Originally Posted by Bob Rumer:
Yes it was upgraded to TMCC, it has a switch hooked to the tender axle.
You recently fixed the smoke unit.
Best regards
Bob
Sent from my iPad
> On Jun 9, 2014, at 4:41 PM, O Gauge Railroading On Line Forum wrote:
>
Right Bob. I see a lot of engines, so it's hard to keep track of which specific ones I've seen. It should work fine in that one.
Originally Posted by 86TA355SR:
That is awesome, beautiful, and well done. Envy your ability!
I'll be needing a few of these also.
I'll be ready in a few weeks at most to supply all you need.
Originally Posted by Nicks Trains:
Is this an entire new board or a part that plugs into existing boards?
It's all about cost.
It's a totally new board, but it works in conjunction with the existing TMCC electronics, it does not replace any of it.
Originally Posted by SantaFe158:
Looks like a neat upgrade.
Just out of curiosity (since I stare at the top of a smokestack all day at work when firing steam locomotives), is there a way to keep the fan running at a lower speed and accelerate it for each chuff?
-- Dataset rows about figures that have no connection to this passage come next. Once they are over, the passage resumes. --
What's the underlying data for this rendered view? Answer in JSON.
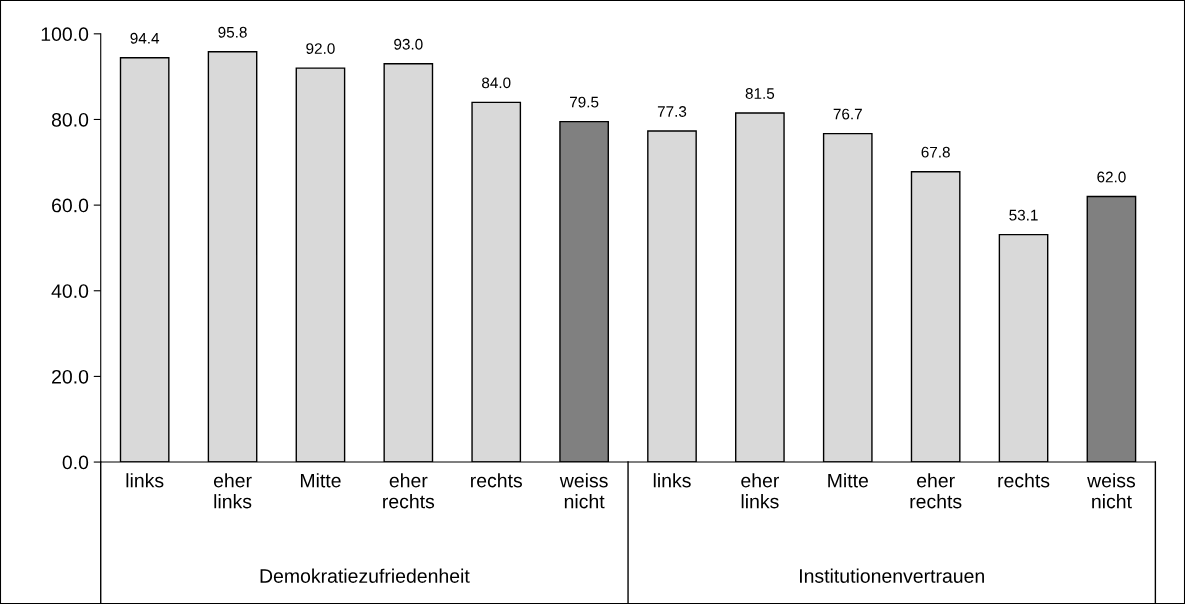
{
  "chart_data": {
    "type": "bar",
    "categories": [
      "links",
      "eher links",
      "Mitte",
      "eher rechts",
      "rechts",
      "weiss nicht",
      "links",
      "eher links",
      "Mitte",
      "eher rechts",
      "rechts",
      "weiss nicht"
    ],
    "values": [
      94.4,
      95.8,
      92.0,
      93.0,
      84.0,
      79.5,
      77.3,
      81.5,
      76.7,
      67.8,
      53.1,
      62.0
    ],
    "value_labels": [
      "94.4",
      "95.8",
      "92.0",
      "93.0",
      "84.0",
      "79.5",
      "77.3",
      "81.5",
      "76.7",
      "67.8",
      "53.1",
      "62.0"
    ],
    "colors": [
      "#d9d9d9",
      "#d9d9d9",
      "#d9d9d9",
      "#d9d9d9",
      "#d9d9d9",
      "#808080",
      "#d9d9d9",
      "#d9d9d9",
      "#d9d9d9",
      "#d9d9d9",
      "#d9d9d9",
      "#808080"
    ],
    "ylim": [
      0,
      100
    ],
    "yticks": [
      {
        "value": 0,
        "label": "0.0"
      },
      {
        "value": 20,
        "label": "20.0"
      },
      {
        "value": 40,
        "label": "40.0"
      },
      {
        "value": 60,
        "label": "60.0"
      },
      {
        "value": 80,
        "label": "80.0"
      },
      {
        "value": 100,
        "label": "100.0"
      }
    ],
    "annotations": [
      "Demokratiezufriedenheit",
      "Institutionenvertrauen"
    ],
    "grid": false,
    "legend": false
  }
}
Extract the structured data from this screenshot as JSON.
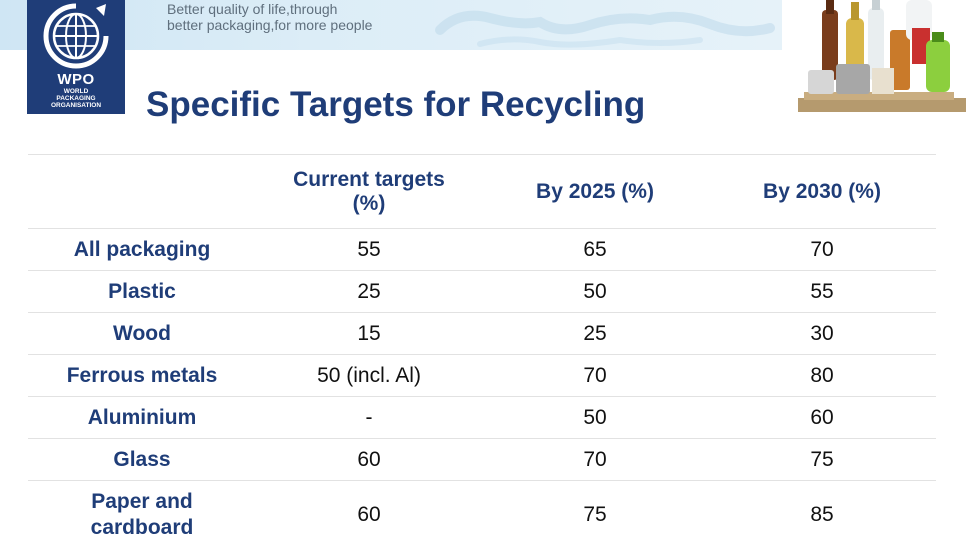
{
  "header": {
    "tagline_line1": "Better quality of life,through",
    "tagline_line2": "better packaging,for more people",
    "logo_text": "WPO",
    "logo_sub1": "WORLD",
    "logo_sub2": "PACKAGING",
    "logo_sub3": "ORGANISATION"
  },
  "title": "Specific Targets for Recycling",
  "table": {
    "columns": [
      "",
      "Current targets (%)",
      "By 2025 (%)",
      "By 2030 (%)"
    ],
    "rows": [
      {
        "material": "All packaging",
        "current": "55",
        "by2025": "65",
        "by2030": "70"
      },
      {
        "material": "Plastic",
        "current": "25",
        "by2025": "50",
        "by2030": "55"
      },
      {
        "material": "Wood",
        "current": "15",
        "by2025": "25",
        "by2030": "30"
      },
      {
        "material": "Ferrous metals",
        "current": "50 (incl. Al)",
        "by2025": "70",
        "by2030": "80"
      },
      {
        "material": "Aluminium",
        "current": "-",
        "by2025": "50",
        "by2030": "60"
      },
      {
        "material": "Glass",
        "current": "60",
        "by2025": "70",
        "by2030": "75"
      },
      {
        "material": "Paper and cardboard",
        "current": "60",
        "by2025": "75",
        "by2030": "85"
      }
    ]
  },
  "colors": {
    "brand_blue": "#1f3d78",
    "banner_blue": "#d6ebf6"
  },
  "icons": [
    "globe-logo-icon",
    "packaging-bottles-image"
  ]
}
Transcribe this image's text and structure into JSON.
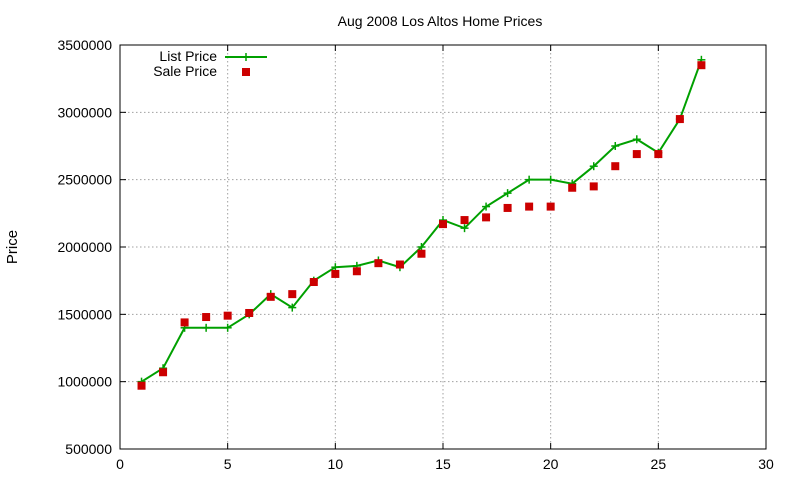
{
  "chart_data": {
    "type": "line",
    "title": "Aug 2008 Los Altos Home Prices",
    "xlabel": "",
    "ylabel": "Price",
    "xlim": [
      0,
      30
    ],
    "ylim": [
      500000,
      3500000
    ],
    "xticks": [
      0,
      5,
      10,
      15,
      20,
      25,
      30
    ],
    "yticks": [
      500000,
      1000000,
      1500000,
      2000000,
      2500000,
      3000000,
      3500000
    ],
    "grid": true,
    "legend_position": "top-left",
    "series": [
      {
        "name": "List Price",
        "style": "line-plus",
        "color": "#00a000",
        "x": [
          1,
          2,
          3,
          4,
          5,
          6,
          7,
          8,
          9,
          10,
          11,
          12,
          13,
          14,
          15,
          16,
          17,
          18,
          19,
          20,
          21,
          22,
          23,
          24,
          25,
          26,
          27
        ],
        "y": [
          1000000,
          1100000,
          1400000,
          1400000,
          1400000,
          1500000,
          1650000,
          1550000,
          1750000,
          1850000,
          1860000,
          1900000,
          1850000,
          2000000,
          2200000,
          2140000,
          2300000,
          2400000,
          2500000,
          2500000,
          2470000,
          2600000,
          2750000,
          2800000,
          2700000,
          2950000,
          3390000
        ]
      },
      {
        "name": "Sale Price",
        "style": "square-marker",
        "color": "#cc0000",
        "x": [
          1,
          2,
          3,
          4,
          5,
          6,
          7,
          8,
          9,
          10,
          11,
          12,
          13,
          14,
          15,
          16,
          17,
          18,
          19,
          20,
          21,
          22,
          23,
          24,
          25,
          26,
          27
        ],
        "y": [
          970000,
          1070000,
          1440000,
          1480000,
          1490000,
          1510000,
          1630000,
          1650000,
          1740000,
          1800000,
          1820000,
          1880000,
          1870000,
          1950000,
          2170000,
          2200000,
          2220000,
          2290000,
          2300000,
          2300000,
          2440000,
          2450000,
          2600000,
          2690000,
          2690000,
          2950000,
          3350000
        ]
      }
    ]
  }
}
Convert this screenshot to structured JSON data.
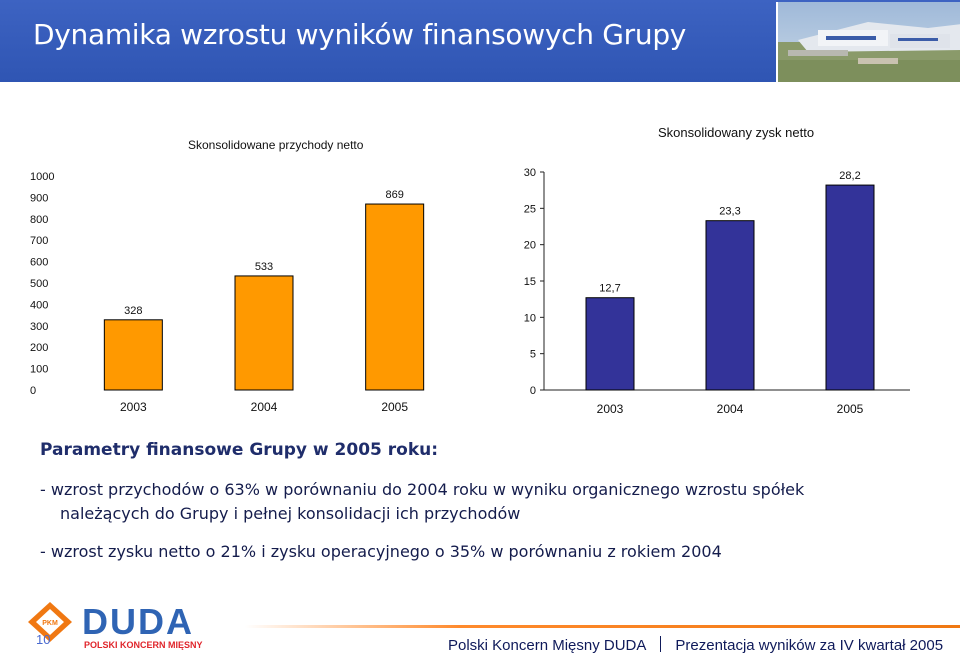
{
  "slide": {
    "title": "Dynamika wzrostu wyników finansowych Grupy",
    "params_heading": "Parametry finansowe Grupy w 2005 roku:",
    "bullet_1_line_1": "- wzrost przychodów o 63% w porównaniu do 2004 roku w wyniku organicznego wzrostu spółek",
    "bullet_1_line_2": "należących do Grupy i pełnej konsolidacji ich przychodów",
    "bullet_2": "- wzrost zysku netto o 21% i zysku operacyjnego o 35% w porównaniu z rokiem 2004",
    "page_number": "10",
    "footer_company": "Polski Koncern Mięsny DUDA",
    "footer_presentation": "Prezentacja wyników za IV kwartał 2005",
    "logo_text": "DUDA",
    "logo_subtext": "POLSKI KONCERN MIĘSNY",
    "logo_badge": "PKM"
  },
  "colors": {
    "header": "#3159b8",
    "revenue_bar": "#ff9900",
    "profit_bar": "#333399",
    "accent_line": "#f07812"
  },
  "chart_data": [
    {
      "type": "bar",
      "title": "Skonsolidowane przychody netto",
      "categories": [
        "2003",
        "2004",
        "2005"
      ],
      "values": [
        328,
        533,
        869
      ],
      "value_labels": [
        "328",
        "533",
        "869"
      ],
      "y_ticks": [
        "0",
        "100",
        "200",
        "300",
        "400",
        "500",
        "600",
        "700",
        "800",
        "900",
        "1000"
      ],
      "ylim": [
        0,
        1000
      ],
      "grid": false,
      "legend": "none"
    },
    {
      "type": "bar",
      "title": "Skonsolidowany zysk netto",
      "categories": [
        "2003",
        "2004",
        "2005"
      ],
      "values": [
        12.7,
        23.3,
        28.2
      ],
      "value_labels": [
        "12,7",
        "23,3",
        "28,2"
      ],
      "y_ticks": [
        "0",
        "5",
        "10",
        "15",
        "20",
        "25",
        "30"
      ],
      "ylim": [
        0,
        30
      ],
      "grid": false,
      "legend": "none"
    }
  ]
}
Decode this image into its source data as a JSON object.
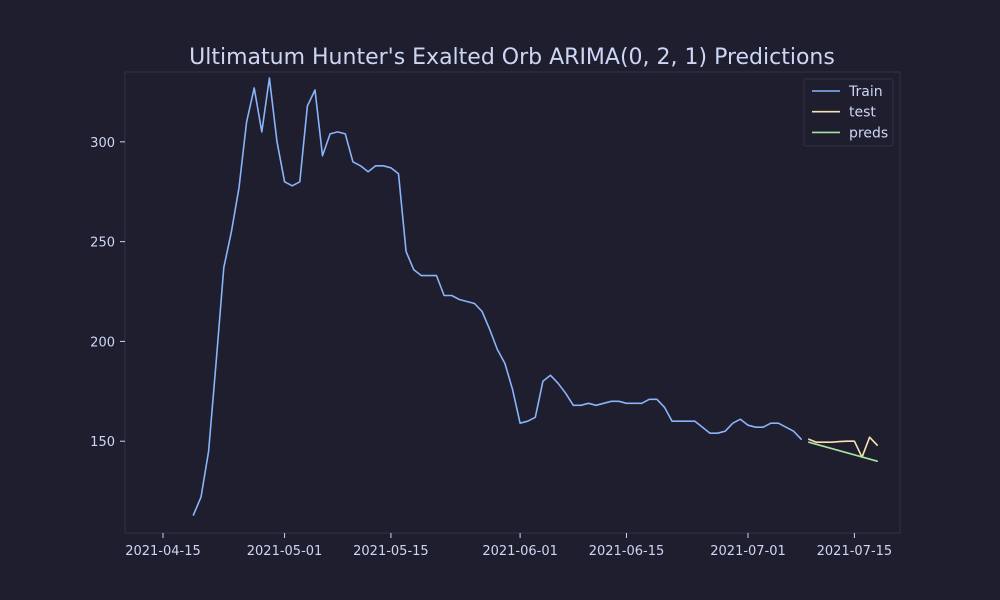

I'll have to watch closely tomorrow to make sure I'm not imagining things, but the smoke from the fire is constantly "flowing" out of the stack, the exhaust steam from the cylinders just puffs through it (creating a draft through the fire at the same time).
If you're simulating a clean fire with just the exhaust steam then it looks like you have it covered
I can't run the motor slow enough to really simulate that effectively, and I'd also probably have to have control of the heater to do it properly. Maybe in another version. FWIW, the fan kinda' does that by default, it doesn't stop instantly, so it coasts to a stop.